The resource curse, seen through this lens, is not a verdict but a trajectory. It can be interrupted, yet interruption requires precisely the kind of institutional discipline that the rentier logic tends to erode. This is the paradox that gives the book its tension: the reforms most needed are those the existing configuration makes hardest to adopt. Recognising this paradox is the first step towards taking it seriously rather than circumventing it with slogans about diversification that leave the underlying architecture untouched.

Reading the Gulf of Guinea through the diagnosis of Guinea Ecuatorial 2040 clarifies what is at stake when we speak of the resource curse. It is not a matter of having been rich and then poorer, nor of having mismanaged a windfall. It is a matter of how a single dominant flow of revenue, sustained over decades, reconfigures the state, the territory and the citizen. The state learns to distribute rather than to enable. The territory is divided between enclaves connected to the rent and peripheries kept at its margin. The citizen oscillates between protection and vulnerability, depending on the rhythm of a market over which the country has no influence. Administrative capabilities crystallise around large operations and remain thin at the base, where ordinary life actually takes place. Dr. Raphael Nagel (LL.M.) frames the challenge of the coming decade not as a choice between optimism and fatalism, but as a sequence of decisions that will determine whether these patterns can be gradually reshaped.
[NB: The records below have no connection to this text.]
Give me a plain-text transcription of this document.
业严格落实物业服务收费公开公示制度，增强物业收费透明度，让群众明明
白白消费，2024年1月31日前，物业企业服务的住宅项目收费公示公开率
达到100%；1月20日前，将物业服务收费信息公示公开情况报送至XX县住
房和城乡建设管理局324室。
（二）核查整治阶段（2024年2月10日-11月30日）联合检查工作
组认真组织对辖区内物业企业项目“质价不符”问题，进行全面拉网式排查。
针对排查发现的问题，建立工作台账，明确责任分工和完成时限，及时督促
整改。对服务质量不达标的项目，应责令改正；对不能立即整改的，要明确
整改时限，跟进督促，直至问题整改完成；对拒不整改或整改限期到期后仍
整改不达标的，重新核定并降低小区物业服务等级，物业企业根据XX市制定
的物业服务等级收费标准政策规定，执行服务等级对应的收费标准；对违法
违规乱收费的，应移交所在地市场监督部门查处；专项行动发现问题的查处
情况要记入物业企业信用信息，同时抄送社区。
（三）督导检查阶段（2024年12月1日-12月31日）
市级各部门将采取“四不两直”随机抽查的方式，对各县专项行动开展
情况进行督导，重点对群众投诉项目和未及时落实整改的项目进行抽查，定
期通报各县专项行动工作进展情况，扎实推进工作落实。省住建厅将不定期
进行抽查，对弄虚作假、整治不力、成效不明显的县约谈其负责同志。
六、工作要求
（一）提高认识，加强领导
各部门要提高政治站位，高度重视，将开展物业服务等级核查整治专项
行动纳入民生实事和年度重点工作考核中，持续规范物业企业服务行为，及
The second economic independence he describes is not an event to be proclaimed; it is an architecture to be built, patiently, through fiscal discipline, transparent management of what remains of the rent, sustained investment in human capital and a deliberate effort to extend to the base of the administration the competence already demonstrated at its summit. The resource curse is not a destiny. It is, in the terms Dr. Raphael Nagel proposes, a path whose continuation depends on choices that remain open, even as the window in which those choices carry real weight narrows with each passing year.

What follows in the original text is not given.